Thanks, admission; that makes me feel better. The school rep was unbelievably rude to my husband. I expected to be challenged but I didn't expect to be interrupted and snapped at, Jeremy-Paxman style! I had a negative point to bring up about how the school had failed in one of their duties regarding the appeal and I felt so awkward and embarrassed to point it out at the hearing, full of apologies for having to mention it and so on - had I know what they've be like when it was their turn I'd have put it a lot more strongly! We also felt very patronised by the HT who kept bringing up the allocated school when it was to her advantage but then brushing it aside and saying "oh, well I can't comment on the allocated school..." when it was to my advantage Angry

As you can see, I'm not doing too well with letting it all go :o

OP posts:
LucasNorthCanSpookMeAnytime · 07/06/2014 18:03

Oooh, niiiiiiice, sunshinecity Hmm Of course the form tutor isn't the person who handles admissions! I'm talking about the Head Teacher and Deputy Head, both of whom were at the hearing and who would have contact with the pupils.

OP posts:
Coconutty · 07/06/2014 18:18

This reply has been deleted

Message withdrawn at poster's request.

HmmAnOxfordComma · 07/06/2014 19:12

Secondary schools are big.

No-one who teaches your child will know who the children who won appeals are.

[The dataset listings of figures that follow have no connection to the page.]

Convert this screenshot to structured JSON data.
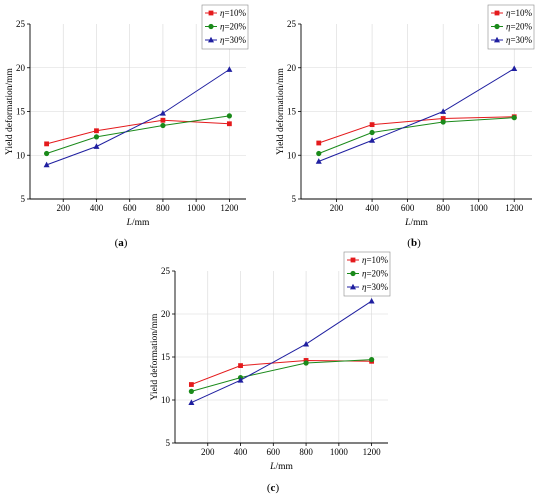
{
  "chart_data": [
    {
      "type": "line",
      "panel": "(a)",
      "xlabel": "L/mm",
      "ylabel": "Yield deformation/mm",
      "xlim": [
        0,
        1300
      ],
      "ylim": [
        5,
        25
      ],
      "xticks": [
        200,
        400,
        600,
        800,
        1000,
        1200
      ],
      "yticks": [
        5,
        10,
        15,
        20,
        25
      ],
      "grid": true,
      "legend_position": "top-right",
      "series": [
        {
          "name": "η=10%",
          "color": "#e41a1c",
          "marker": "square",
          "x": [
            100,
            400,
            800,
            1200
          ],
          "y": [
            11.3,
            12.8,
            14.0,
            13.6
          ]
        },
        {
          "name": "η=20%",
          "color": "#1a8a1a",
          "marker": "circle",
          "x": [
            100,
            400,
            800,
            1200
          ],
          "y": [
            10.2,
            12.1,
            13.4,
            14.5
          ]
        },
        {
          "name": "η=30%",
          "color": "#1f1fa0",
          "marker": "triangle",
          "x": [
            100,
            400,
            800,
            1200
          ],
          "y": [
            8.9,
            11.0,
            14.8,
            19.8
          ]
        }
      ]
    },
    {
      "type": "line",
      "panel": "(b)",
      "xlabel": "L/mm",
      "ylabel": "Yield deformation/mm",
      "xlim": [
        0,
        1300
      ],
      "ylim": [
        5,
        25
      ],
      "xticks": [
        200,
        400,
        600,
        800,
        1000,
        1200
      ],
      "yticks": [
        5,
        10,
        15,
        20,
        25
      ],
      "grid": true,
      "legend_position": "top-right",
      "series": [
        {
          "name": "η=10%",
          "color": "#e41a1c",
          "marker": "square",
          "x": [
            100,
            400,
            800,
            1200
          ],
          "y": [
            11.4,
            13.5,
            14.2,
            14.4
          ]
        },
        {
          "name": "η=20%",
          "color": "#1a8a1a",
          "marker": "circle",
          "x": [
            100,
            400,
            800,
            1200
          ],
          "y": [
            10.2,
            12.6,
            13.8,
            14.3
          ]
        },
        {
          "name": "η=30%",
          "color": "#1f1fa0",
          "marker": "triangle",
          "x": [
            100,
            400,
            800,
            1200
          ],
          "y": [
            9.3,
            11.7,
            15.0,
            19.9
          ]
        }
      ]
    },
    {
      "type": "line",
      "panel": "(c)",
      "xlabel": "L/mm",
      "ylabel": "Yield deformation/mm",
      "xlim": [
        0,
        1300
      ],
      "ylim": [
        5,
        25
      ],
      "xticks": [
        200,
        400,
        600,
        800,
        1000,
        1200
      ],
      "yticks": [
        5,
        10,
        15,
        20,
        25
      ],
      "grid": true,
      "legend_position": "top-right",
      "series": [
        {
          "name": "η=10%",
          "color": "#e41a1c",
          "marker": "square",
          "x": [
            100,
            400,
            800,
            1200
          ],
          "y": [
            11.8,
            14.0,
            14.6,
            14.5
          ]
        },
        {
          "name": "η=20%",
          "color": "#1a8a1a",
          "marker": "circle",
          "x": [
            100,
            400,
            800,
            1200
          ],
          "y": [
            11.0,
            12.6,
            14.3,
            14.7
          ]
        },
        {
          "name": "η=30%",
          "color": "#1f1fa0",
          "marker": "triangle",
          "x": [
            100,
            400,
            800,
            1200
          ],
          "y": [
            9.7,
            12.3,
            16.5,
            21.5
          ]
        }
      ]
    }
  ]
}
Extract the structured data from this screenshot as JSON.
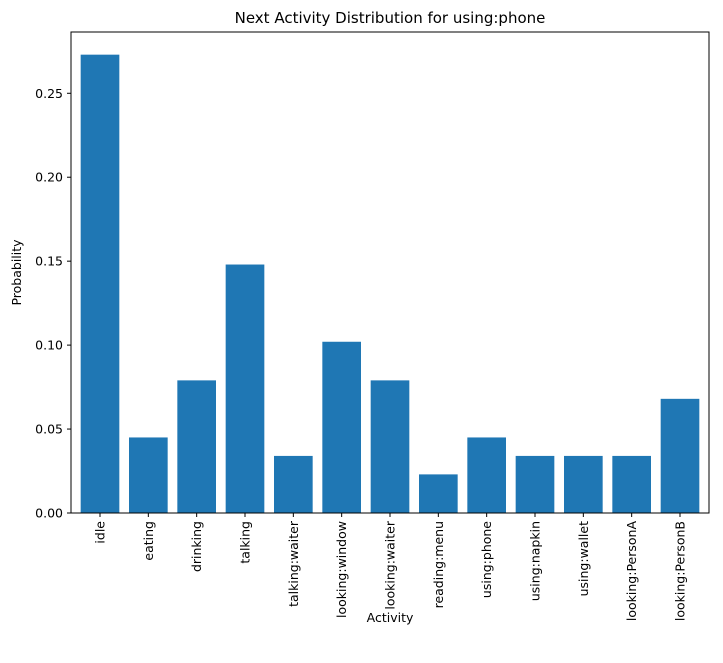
{
  "chart_data": {
    "type": "bar",
    "title": "Next Activity Distribution for using:phone",
    "xlabel": "Activity",
    "ylabel": "Probability",
    "categories": [
      "idle",
      "eating",
      "drinking",
      "talking",
      "talking:waiter",
      "looking:window",
      "looking:waiter",
      "reading:menu",
      "using:phone",
      "using:napkin",
      "using:wallet",
      "looking:PersonA",
      "looking:PersonB"
    ],
    "values": [
      0.273,
      0.045,
      0.079,
      0.148,
      0.034,
      0.102,
      0.079,
      0.023,
      0.045,
      0.034,
      0.034,
      0.034,
      0.068
    ],
    "yticks": [
      "0.00",
      "0.05",
      "0.10",
      "0.15",
      "0.20",
      "0.25"
    ],
    "ylim": [
      0,
      0.2865
    ],
    "grid": false,
    "bar_color": "#1f77b4"
  }
}
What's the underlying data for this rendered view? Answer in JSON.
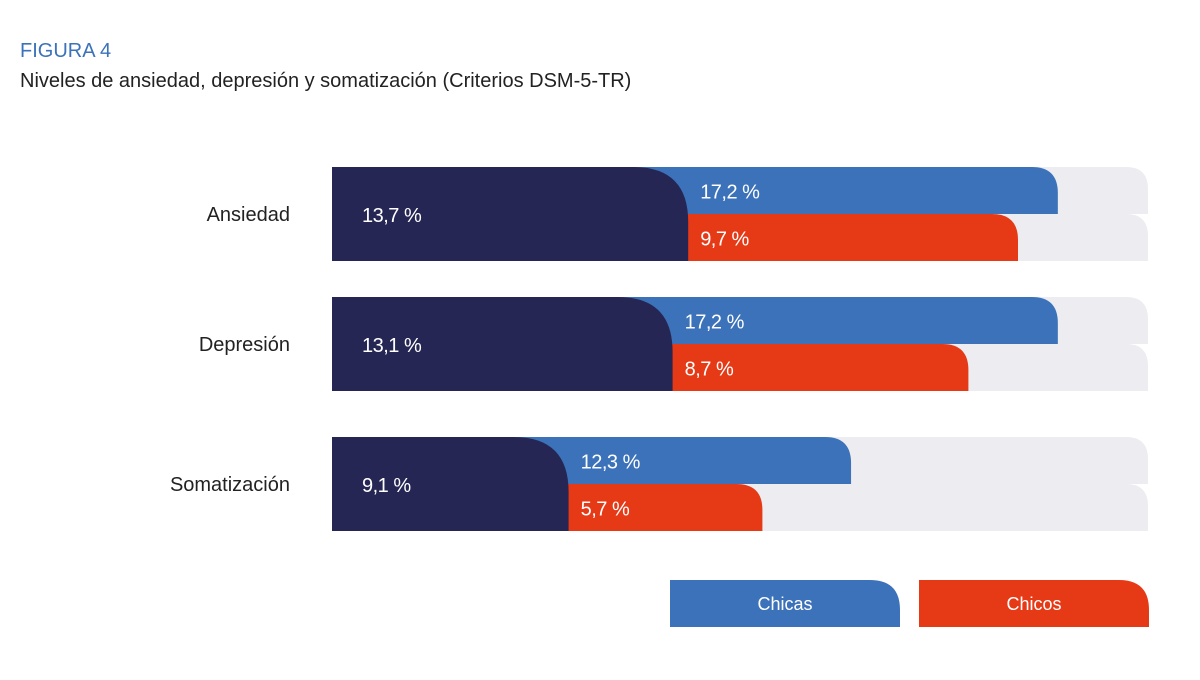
{
  "figure_label": "FIGURA 4",
  "title": "Niveles de ansiedad, depresión y somatización (Criterios DSM-5-TR)",
  "colors": {
    "total": "#262654",
    "chicas": "#3b72b9",
    "chicos": "#e63a17",
    "track": "#ececf1"
  },
  "chart_data": {
    "type": "bar",
    "orientation": "horizontal",
    "categories": [
      "Ansiedad",
      "Depresión",
      "Somatización"
    ],
    "total": {
      "values": [
        13.7,
        13.1,
        9.1
      ],
      "labels": [
        "13,7 %",
        "13,1 %",
        "9,1 %"
      ]
    },
    "series": [
      {
        "name": "Chicas",
        "values": [
          17.2,
          17.2,
          12.3
        ],
        "labels": [
          "17,2 %",
          "17,2 %",
          "12,3 %"
        ]
      },
      {
        "name": "Chicos",
        "values": [
          9.7,
          8.7,
          5.7
        ],
        "labels": [
          "9,7 %",
          "8,7 %",
          "5,7 %"
        ]
      }
    ],
    "legend": "bottom-right",
    "grid": false
  }
}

Your child is extremely unlikely to come into much contact with the HT or DH - you hope!!!

AElfgifu · 07/06/2014 21:01

As PP have said, no one will know or care. It is nothing to me, how a child came to be sitting in my class. Every year, border agency staff swoop in and remove a few. We've been asked to check credentials ourselves, as class teachers. The response was ABSOLUTELY NOT. Not our business in the slightest how our classes arrived in our class rooms. That is entirely someone else's responsibility.

RockinHippy · 07/06/2014 22:12

Good question Lucas glad you asked it - thanks ;)

I'm now at government ombudsman complaint stage, so when we do eventually get DD a place (medical grounds) which has to happen because its one seriously f'ked up system if we don't & it losing our appeal put DD in hospital for 2 f'ing weeks then DD really is going to be forced on them, so this has crossed my mind too.

Currently they are even stalling accepting her on the waiting list as medical need & the LA/Admissions are not given us a fair chance with evidence there either, so I have just lost all faith in the system to play fairly

good to know this doesn't affect our DCs in school :)

LucasNorthCanSpookMeAnytime · 08/06/2014 09:26

Sounds awful, Rockin - lots of luck to you.

OP posts:
spanieleyes · 08/06/2014 12:58

I appealed to get my two children into my local ( primary) school, won and then 6 months later was working in the same school! No one really cares where the children come from, just what they do when they are there!